Cette réhabilitation permet de s’assurer que l’astronaute se sent totalement normal. Une sensation qui doit surtout être confirmée par les médecins. Car vous savez, lors d’un vol spatial, on devient vraiment extra-terrestre. On subit des changements du système digestif, cardiovasculaire, osseux, immunitaire ou encore visuel. Or, on ne ressent pas tous ces changements. Ce sont les médecins qui nous disent que nous avons perdu du calcium ou que nous avons une atrophie musculaire. C’est eux qui le savent, alors nous les écoutons.

Et de retour sur Terre, la nostalgie ou une petite déprime est-elle à craindre ?
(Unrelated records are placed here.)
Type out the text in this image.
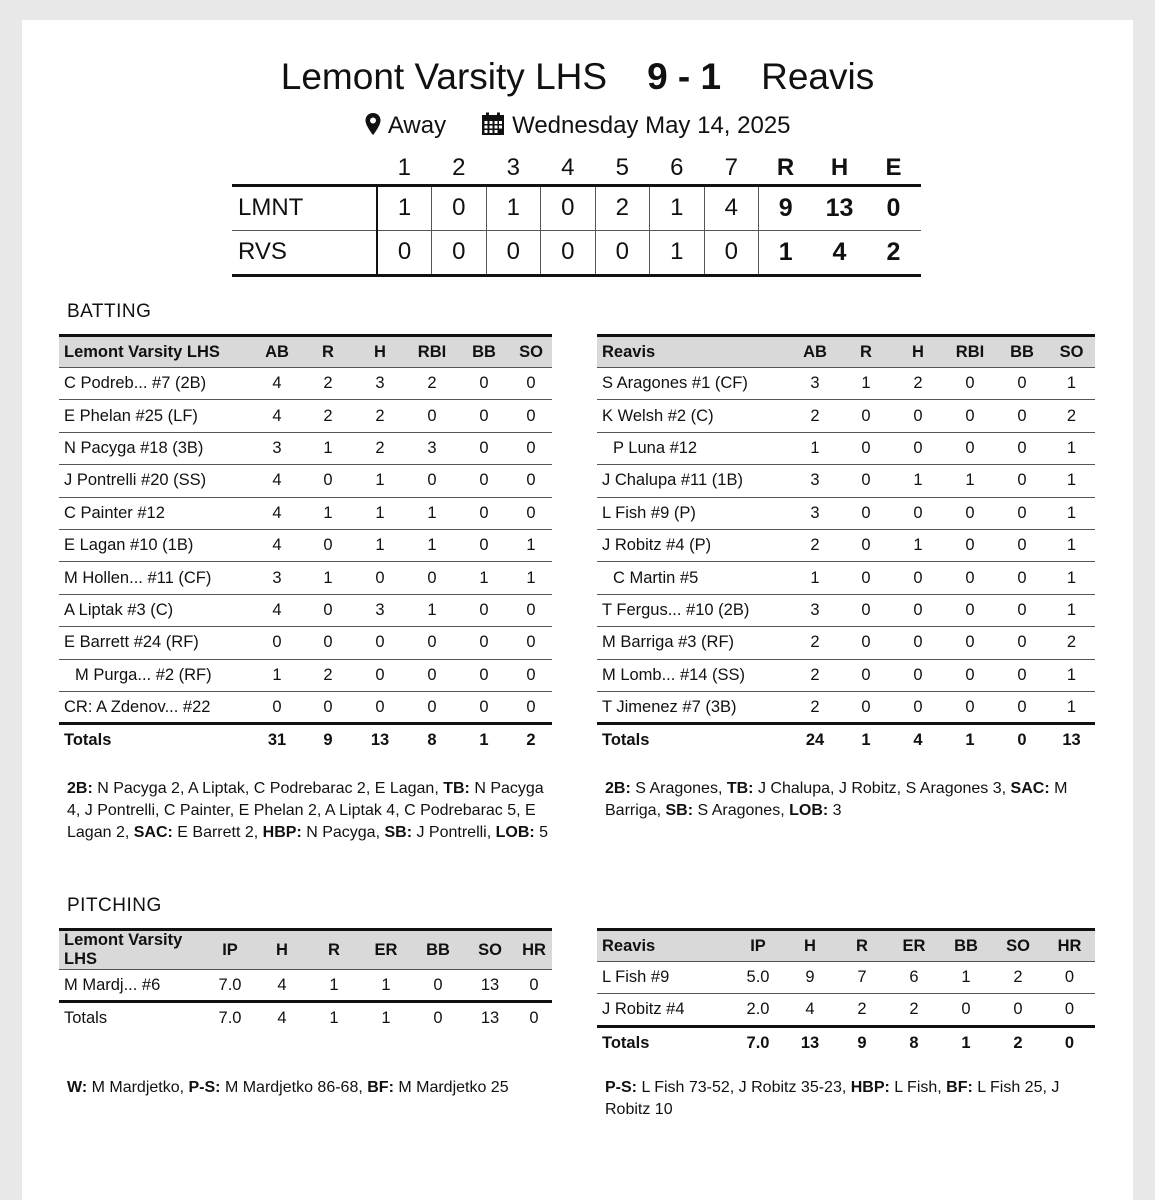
Lemont Varsity LHS 9 - 1 Reavis
Away	Wednesday May 14, 2025
	1	2	3	4	5	6	7	R	H	E
LMNT	1	0	1	0	2	1	4	9	13	0
RVS	0	0	0	0	0	1	0	1	4	2
BATTING
Lemont Varsity LHS	AB	R	H	RBI	BB	SO
C Podreb... #7 (2B)	4	2	3	2	0	0
E Phelan #25 (LF)	4	2	2	0	0	0
N Pacyga #18 (3B)	3	1	2	3	0	0
J Pontrelli #20 (SS)	4	0	1	0	0	0
C Painter #12	4	1	1	1	0	0
E Lagan #10 (1B)	4	0	1	1	0	1
M Hollen... #11 (CF)	3	1	0	0	1	1
A Liptak #3 (C)	4	0	3	1	0	0
E Barrett #24 (RF)	0	0	0	0	0	0
M Purga... #2 (RF)	1	2	0	0	0	0
CR: A Zdenov... #22	0	0	0	0	0	0
Totals	31	9	13	8	1	2
Reavis	AB	R	H	RBI	BB	SO
S Aragones #1 (CF)	3	1	2	0	0	1
K Welsh #2 (C)	2	0	0	0	0	2
P Luna #12	1	0	0	0	0	1
J Chalupa #11 (1B)	3	0	1	1	0	1
L Fish #9 (P)	3	0	0	0	0	1
J Robitz #4 (P)	2	0	1	0	0	1
C Martin #5	1	0	0	0	0	1
T Fergus... #10 (2B)	3	0	0	0	0	1
M Barriga #3 (RF)	2	0	0	0	0	2
M Lomb... #14 (SS)	2	0	0	0	0	1
T Jimenez #7 (3B)	2	0	0	0	0	1
Totals	24	1	4	1	0	13
2B: N Pacyga 2, A Liptak, C Podrebarac 2, E Lagan, TB: N Pacyga 4, J Pontrelli, C Painter, E Phelan 2, A Liptak 4, C Podrebarac 5, E Lagan 2, SAC: E Barrett 2, HBP: N Pacyga, SB: J Pontrelli, LOB: 5
2B: S Aragones, TB: J Chalupa, J Robitz, S Aragones 3, SAC: M Barriga, SB: S Aragones, LOB: 3
PITCHING
Lemont Varsity LHS	IP	H	R	ER	BB	SO	HR
M Mardj... #6	7.0	4	1	1	0	13	0
Totals	7.0	4	1	1	0	13	0
Reavis	IP	H	R	ER	BB	SO	HR
L Fish #9	5.0	9	7	6	1	2	0
J Robitz #4	2.0	4	2	2	0	0	0
Totals	7.0	13	9	8	1	2	0
W: M Mardjetko, P-S: M Mardjetko 86-68, BF: M Mardjetko 25	P-S: L Fish 73-52, J Robitz 35-23, HBP: L Fish, BF: L Fish 25, J Robitz 10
Jean-François Clervoy : Elle est normale et atteint tous les astronautes à des niveaux plus ou moins importants. Mais elle n’arrive pas tout de suite. Thomas sait ce qui l’attend pour les prochaines semaines. Ce ne sera pas un choc mais un grand changement. Il s’y est préparé. Mais lorsqu’il se consacrera à plein temps aux invitations des écoles, des institutions publiques et qu’il répondra toujours aux mêmes questions sur son vol, il vivra cette expérience passée. Et c’est là que la petite déprime peut survenir, parce qu’on ne trouve pas d’activité aussi exaltante et extraordinaire que celle d’être dans l’espace.